New drilling can’t dramatically lower prices, even though that’s what oil companies want you to believe
So, in short, the republicans are either misinformed, or they’re not telling the truth. This is hardly surprising considering that oil companies paid 18.5 million dollars into republican campaigns this year alone. Money to democrats from oil companies was substantially lower — only 2 million dollars. And what this oil company money is going to is keeping us all dependent on increasingly expensive oil.
Oil companies don’t want us to realize that even more drilling can’t radically reduce prices. But they do want to continue their dominance in the energy markets. They do want to continue their position as the dominant provider of transportation fuels. And in order to do this, they must convince us that the best solution to high gas prices is more drilling, even if it is not.
Real solutions — increased efficiency, alternatives
The only real solution to the oil depletion problem is switching away from fossil fuels and dramatically increasing efficiency. And even though republicans aren’t very good at proposing sustainable solutions, they are very good at demonizing policies and technologies that actually help.
This was recently demonstrated by republican efforts to demonize the Chevy Volt. Number 1 in customer satisfaction in 2011, the Volt dramatically reduces dependence on oil by making commutes all-electric. Since 80% of all gasoline consumption occurs in commutes, a transition to electric vehicles like the Volt would drop US oil consumption by 7 million barrels per day. If these vehicles became common-place around the world, oil consumption could fall by as much as 35 million barrels per day. And that would dramatically lower oil prices as well as eliminate the need for new oil production. This powerful new technology represents a potential future oil companies and republicans most definitely do not want. A future, however, that would be dramatically more prosperous for the rest of us.
But republican attacks aren’t limited to demonizing revolutionary American technologies like the Volt. Republicans have also worked to de-fund all government incentives to produce solar energy, wind energy, and to increase vehicle efficiency. Solar and wind energy reduce dependence on fossil fuels and since gas and coal are increasingly interchangeable with oil, they indirectly reduce oil prices. Finally, republicans attacks on energy efficiency directly increase the price of oil by increasing demand.

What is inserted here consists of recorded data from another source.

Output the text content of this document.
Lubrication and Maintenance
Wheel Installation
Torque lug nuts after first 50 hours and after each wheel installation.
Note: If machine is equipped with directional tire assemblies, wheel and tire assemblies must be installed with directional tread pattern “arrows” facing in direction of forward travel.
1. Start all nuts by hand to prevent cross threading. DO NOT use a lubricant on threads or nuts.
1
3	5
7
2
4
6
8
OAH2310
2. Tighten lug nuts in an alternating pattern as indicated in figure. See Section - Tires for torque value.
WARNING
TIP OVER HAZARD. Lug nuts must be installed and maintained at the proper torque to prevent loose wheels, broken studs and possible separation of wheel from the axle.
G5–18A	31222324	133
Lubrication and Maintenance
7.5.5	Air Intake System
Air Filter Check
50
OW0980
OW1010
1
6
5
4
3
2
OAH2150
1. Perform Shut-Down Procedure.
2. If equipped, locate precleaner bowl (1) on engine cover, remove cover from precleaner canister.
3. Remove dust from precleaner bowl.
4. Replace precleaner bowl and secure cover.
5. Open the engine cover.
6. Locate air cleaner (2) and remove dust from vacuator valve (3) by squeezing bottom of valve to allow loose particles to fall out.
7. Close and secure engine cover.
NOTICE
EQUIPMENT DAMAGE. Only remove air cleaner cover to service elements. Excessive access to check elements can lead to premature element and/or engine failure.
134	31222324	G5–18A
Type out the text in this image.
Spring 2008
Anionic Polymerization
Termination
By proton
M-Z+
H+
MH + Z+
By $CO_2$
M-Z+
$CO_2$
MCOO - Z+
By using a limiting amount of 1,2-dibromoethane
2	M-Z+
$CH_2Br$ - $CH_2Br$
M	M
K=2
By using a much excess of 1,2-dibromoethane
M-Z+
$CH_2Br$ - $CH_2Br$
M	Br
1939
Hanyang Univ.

Republican policies push high prices higher
Only a dummy or someone bought and paid for would make the argument that civilization should remain dependent on an increasingly expensive and scarce resource like oil. And that’s just what republicans are doing. Though republicans aren’t to blame for the fact that oil itself is more expensive because it is depleting, they are to blame for pushing policies that enforce dependence on oil, for fighting at every turn to reduce efficiencies, and for doing their best to demonize and destroy any alternatives to oil.
Foremost, the republican push for drilling as the only solution is doomed to failure. At best, new drilling is a temporary stop-gap. Long term, without alternatives, it dooms the world economy to spiraling increases in energy prices. This policy is one born out of the myopic special interests of oil companies and their continued drive for dominance and outrageous profits. A true allegory to this failed policy was the conservative/republican push for deregulating the banks and the housing market in the 1990s. The result was a world financial collapse in 2008. We don’t want to see the same thing happen in energy. But blinded by profits and donations, republicans are,once more, trying to force us down a dangerous path.